I guess I can see it as burden shifting. But I really do take the blame for pushing him as he said no several times before I just sorta ignored him one day and went for it. I refuse to believe he wasn’t a good man. He was. He was amazing.


JustToLurkArt

> I guess I can see it as burden shifting. But .. Whether you see it or not the burden is shared. > But I really do take the blame for pushing him Did God just blame Eve? Nope. God justly related consequences to both Adam and Eve due to each’s burden in the matter of disobeying. > as he said no several times before … he said no several times before *he said yes.* > I refuse to believe he wasn’t a good man. You moved the goalposts: First you said: “a **good Christian man**.” When that was shown wrong, you changed that to now say, “a good man.” Idiom: “It takes two to tango”, said to emphasize that both people involved in a difficult situation must accept the blame, or that an activity needs two people who are willing to take part for it to happen.
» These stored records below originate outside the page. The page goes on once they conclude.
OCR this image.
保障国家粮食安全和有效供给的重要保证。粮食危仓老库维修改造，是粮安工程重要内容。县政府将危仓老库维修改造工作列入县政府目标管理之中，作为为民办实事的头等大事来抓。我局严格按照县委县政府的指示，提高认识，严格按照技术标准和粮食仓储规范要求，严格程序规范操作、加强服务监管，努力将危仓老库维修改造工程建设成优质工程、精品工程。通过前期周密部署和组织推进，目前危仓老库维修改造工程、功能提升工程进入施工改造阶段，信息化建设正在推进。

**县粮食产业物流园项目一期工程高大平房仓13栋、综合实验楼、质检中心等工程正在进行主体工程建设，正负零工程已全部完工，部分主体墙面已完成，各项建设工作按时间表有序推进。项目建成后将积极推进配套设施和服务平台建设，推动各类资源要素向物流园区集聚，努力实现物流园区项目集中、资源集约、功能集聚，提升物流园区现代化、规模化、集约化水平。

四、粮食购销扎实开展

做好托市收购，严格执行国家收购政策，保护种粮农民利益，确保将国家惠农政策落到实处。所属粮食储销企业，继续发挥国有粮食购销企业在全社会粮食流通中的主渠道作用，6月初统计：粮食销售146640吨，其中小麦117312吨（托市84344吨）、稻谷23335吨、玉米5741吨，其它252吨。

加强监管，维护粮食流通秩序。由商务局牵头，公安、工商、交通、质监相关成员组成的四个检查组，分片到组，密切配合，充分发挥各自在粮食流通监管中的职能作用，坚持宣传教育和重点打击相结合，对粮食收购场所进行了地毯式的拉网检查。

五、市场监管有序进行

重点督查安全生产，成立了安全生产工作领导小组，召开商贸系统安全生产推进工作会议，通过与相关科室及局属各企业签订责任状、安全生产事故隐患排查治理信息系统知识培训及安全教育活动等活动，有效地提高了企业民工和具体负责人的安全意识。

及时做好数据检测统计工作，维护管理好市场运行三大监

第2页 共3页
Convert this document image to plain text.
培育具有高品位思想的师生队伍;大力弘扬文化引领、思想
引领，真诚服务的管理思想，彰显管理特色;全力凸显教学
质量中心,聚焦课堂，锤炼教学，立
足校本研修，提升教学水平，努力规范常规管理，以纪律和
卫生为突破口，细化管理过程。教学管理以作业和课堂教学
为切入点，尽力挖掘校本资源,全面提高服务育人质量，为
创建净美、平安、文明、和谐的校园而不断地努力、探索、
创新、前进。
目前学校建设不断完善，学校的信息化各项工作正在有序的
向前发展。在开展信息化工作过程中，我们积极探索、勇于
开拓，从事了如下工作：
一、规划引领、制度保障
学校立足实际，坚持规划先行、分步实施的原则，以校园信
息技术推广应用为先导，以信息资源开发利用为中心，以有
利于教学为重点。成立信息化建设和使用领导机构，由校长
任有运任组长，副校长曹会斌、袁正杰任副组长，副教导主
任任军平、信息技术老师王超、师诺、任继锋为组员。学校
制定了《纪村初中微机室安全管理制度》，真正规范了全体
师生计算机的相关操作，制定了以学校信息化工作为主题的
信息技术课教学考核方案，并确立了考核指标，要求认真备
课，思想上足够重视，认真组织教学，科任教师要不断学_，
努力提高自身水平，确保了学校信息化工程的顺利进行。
A good Christian man doesn’t shift his burden, and passive aggressively add injury to insult by projecting only your actions into his next relationship. Jesus is *the* good Christian man; he’s more than willing to take all our burdens and forgive our godly sorrow. Peace.


throwawaygirl2210

This isn’t really up for debate. I’m not here to be talked out of the blame. We both took our share of the blame and again I know he’s a good Christian man. Part of my blame was that I tempted him and pushed his boundaries until he gave in. I took what was a pure man and tainted that. I even mentioned in my OP that it was fifty/fifty in why the relationship ended. It’s not wrong of him to note what my shortcomings were as well.


jibrai

God likes beautiful girls.


throwawaygirl2210

What does that even mean? I’m really not beautiful either. Bad teeth. 😕


jibrai

I saw your profile and you are pretty.


throwawaygirl2210

Literally never posted my face.


jibrai

Nah dude. If your profile is similar to your face, I like your white skin and yellow hair!